OK, but how exactly is this working? Can a neutral mutation be added to a site that previously had a selected mutation? The short answer is: yes, and new alleles stack on top of existing alleles, but existing alleles replace new alleles. This is equivalent to including them as the simulation went along, by the additivity property of Poisson mutations: it turns out that the following two ways of generating mutations along the genome are equivalent: either (a) placing a random Poisson number with mean \(\mu\), and randomly choosing each one to be non-neutral with probability 0.01, or (b) placing random, independent Poisson numbers of neutral and non-neutral mutations with means \(0.99\mu\) and \(0.01\mu\) respectively. Since the neutral ones don’t affect the simulation otherwise, we can add them in afterwards. Now, when the mutation algorithm in msprime puts down a new mutation at a site with mutations already existing, it appends the newly generated SLiM mutation ID to the previous derived state, and adds the metadata for the new SLiM mutation to the list of metadata from the previous mutation. However, it doesn’t modify any existing mutations, so their derived states (and metadata) are unchanged. The result is that, from the point of view of SLiM, neutral (“m1”) mutations “stack” on top of any other mutations (neutral or selected), while selected (“m2”) mutations stack with each other, but replace any neutral mutations. This “stacking policy” is not actually exactly implementable in SLiM, but given that our newly added mutations are meant to be entirely neutral, seems like a reasonable policy. If you wanted some other arrangement (e.g., to have m1 stack on top of m2), you could go through and modify derived states and metadata appropriately.

Let’s check there are any sites with stacked mutations of different types in the simulation. There is indeed one such site:

for site in mts.sites():
  if len(site.mutations) > 1:
     types = [set([md["mutation_type"] for md in mut.metadata["mutation_list"]])
              for mut in site.mutations]
     if max(map(len, types)) > 1:
        print(site)

Here, a neutral mutation has been put down on top of a selected mutation, but stacked, so that any samples inheriting either of these mutations carries the selected mutation. For more discussion of how this works, see msprime.SLiMMutationModel.

Diversity along the genome#

Now that we’ve correctly added neutral mutations to the tree sequence, and lengthily digested what exactly happened, let’s have a look at the result. To do this, we’ll compute two standard measures of genetic diversity in windows along the genome: nucleotide diverstiy (also called “Tajima’s \(\pi\)” or “mean density of pairwise differences”), and Tajima’s \(D\) (with no known aliases). This is easy to do thanks to the (statistics methods in tskit)[https://tskit.dev/tskit/docs/stable/stats.html].

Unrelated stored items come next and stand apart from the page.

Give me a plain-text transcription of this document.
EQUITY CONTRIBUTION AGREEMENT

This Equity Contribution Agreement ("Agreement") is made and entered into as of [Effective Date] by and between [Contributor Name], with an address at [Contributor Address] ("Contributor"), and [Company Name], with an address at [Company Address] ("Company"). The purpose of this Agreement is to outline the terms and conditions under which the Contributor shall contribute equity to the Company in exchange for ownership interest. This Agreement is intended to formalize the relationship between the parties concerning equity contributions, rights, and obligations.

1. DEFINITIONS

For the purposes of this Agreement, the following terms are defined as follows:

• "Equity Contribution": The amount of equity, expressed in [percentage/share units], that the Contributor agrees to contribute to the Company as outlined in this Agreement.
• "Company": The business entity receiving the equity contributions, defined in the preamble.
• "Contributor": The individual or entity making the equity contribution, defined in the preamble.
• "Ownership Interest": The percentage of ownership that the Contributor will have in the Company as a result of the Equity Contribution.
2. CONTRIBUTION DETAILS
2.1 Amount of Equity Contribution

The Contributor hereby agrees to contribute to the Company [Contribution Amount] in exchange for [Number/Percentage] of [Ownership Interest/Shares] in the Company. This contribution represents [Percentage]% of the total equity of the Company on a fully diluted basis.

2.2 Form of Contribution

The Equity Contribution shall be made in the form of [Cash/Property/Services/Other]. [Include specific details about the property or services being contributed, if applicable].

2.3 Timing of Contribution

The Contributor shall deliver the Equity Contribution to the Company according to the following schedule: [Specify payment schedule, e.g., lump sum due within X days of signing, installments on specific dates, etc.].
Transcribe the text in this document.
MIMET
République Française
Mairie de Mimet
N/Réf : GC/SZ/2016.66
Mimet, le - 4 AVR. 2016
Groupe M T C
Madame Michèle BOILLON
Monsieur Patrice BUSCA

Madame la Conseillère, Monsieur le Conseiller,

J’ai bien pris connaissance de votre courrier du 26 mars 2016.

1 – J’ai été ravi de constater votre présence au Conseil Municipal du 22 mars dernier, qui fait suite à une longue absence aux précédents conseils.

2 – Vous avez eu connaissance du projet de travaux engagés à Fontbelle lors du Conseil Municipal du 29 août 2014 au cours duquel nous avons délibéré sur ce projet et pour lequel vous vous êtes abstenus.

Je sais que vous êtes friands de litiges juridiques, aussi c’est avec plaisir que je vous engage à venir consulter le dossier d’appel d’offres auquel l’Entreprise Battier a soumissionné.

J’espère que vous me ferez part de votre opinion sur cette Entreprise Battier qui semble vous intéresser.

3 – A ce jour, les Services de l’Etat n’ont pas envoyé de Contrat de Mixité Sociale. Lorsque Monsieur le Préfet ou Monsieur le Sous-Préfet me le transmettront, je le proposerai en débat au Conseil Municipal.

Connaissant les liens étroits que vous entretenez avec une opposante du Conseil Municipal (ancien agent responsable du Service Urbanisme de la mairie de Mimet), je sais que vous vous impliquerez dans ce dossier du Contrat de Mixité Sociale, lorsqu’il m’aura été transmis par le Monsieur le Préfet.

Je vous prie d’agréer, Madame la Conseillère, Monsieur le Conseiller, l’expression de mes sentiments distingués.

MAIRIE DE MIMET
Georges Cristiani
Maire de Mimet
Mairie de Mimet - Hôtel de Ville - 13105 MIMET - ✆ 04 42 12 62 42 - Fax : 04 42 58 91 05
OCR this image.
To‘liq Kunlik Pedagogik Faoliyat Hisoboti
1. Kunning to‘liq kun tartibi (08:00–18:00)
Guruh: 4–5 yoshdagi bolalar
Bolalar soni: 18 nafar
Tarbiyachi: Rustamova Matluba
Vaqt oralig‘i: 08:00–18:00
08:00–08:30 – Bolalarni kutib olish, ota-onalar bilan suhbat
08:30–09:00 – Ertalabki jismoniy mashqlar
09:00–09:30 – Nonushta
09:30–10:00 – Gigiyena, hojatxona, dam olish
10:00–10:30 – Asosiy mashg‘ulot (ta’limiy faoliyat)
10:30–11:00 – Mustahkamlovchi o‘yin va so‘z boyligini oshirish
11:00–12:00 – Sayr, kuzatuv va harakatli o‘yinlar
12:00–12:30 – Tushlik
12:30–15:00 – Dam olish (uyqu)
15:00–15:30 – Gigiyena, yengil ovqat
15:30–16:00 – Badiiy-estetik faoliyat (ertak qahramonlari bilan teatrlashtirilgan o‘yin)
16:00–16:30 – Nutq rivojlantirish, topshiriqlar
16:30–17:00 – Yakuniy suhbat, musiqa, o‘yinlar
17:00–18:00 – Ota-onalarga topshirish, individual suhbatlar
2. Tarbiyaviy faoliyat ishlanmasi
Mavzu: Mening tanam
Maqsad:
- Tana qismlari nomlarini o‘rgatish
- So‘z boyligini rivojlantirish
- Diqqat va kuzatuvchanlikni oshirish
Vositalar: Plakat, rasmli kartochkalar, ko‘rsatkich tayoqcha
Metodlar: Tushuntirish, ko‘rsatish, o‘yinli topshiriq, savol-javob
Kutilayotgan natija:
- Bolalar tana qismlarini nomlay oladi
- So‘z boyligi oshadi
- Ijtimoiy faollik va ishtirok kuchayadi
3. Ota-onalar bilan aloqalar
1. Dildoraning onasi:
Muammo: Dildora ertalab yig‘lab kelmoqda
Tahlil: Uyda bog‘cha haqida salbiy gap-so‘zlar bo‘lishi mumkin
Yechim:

windows = np.linspace(0, mts.sequence_length, 21)
pi = mts.diversity(mts.samples(), windows=windows)
taj_d = mts.Tajimas_D(mts.samples(), windows=windows)


fig, (ax1, ax2) = plt.subplots(2, 1, figsize=(6,3), dpi=300)
mids = windows[1:] - np.diff(windows)/2
ax1.set_xlabel("chromosome position (bp)")
ax1.set_ylabel("pairwise diversity")
ax1.plot(mids, pi, label="pairwise diversity")
ax2.set_xlabel("chromosome position (bp)")
ax2.set_ylabel("Tajima's D")
ax2.plot(mids, taj_d, label="Tajima's D");

The two statistics are very similar - perhaps unsurprisingly, because Tajima’s D is calculated using pairwise diversity, and we have a very large sample size (here, the entire population). Tajima’s D is negative across the entire genome, as the result of selection. However, we don’t see a strong difference between the three regions, despite the stronger action of linked selection on the ends.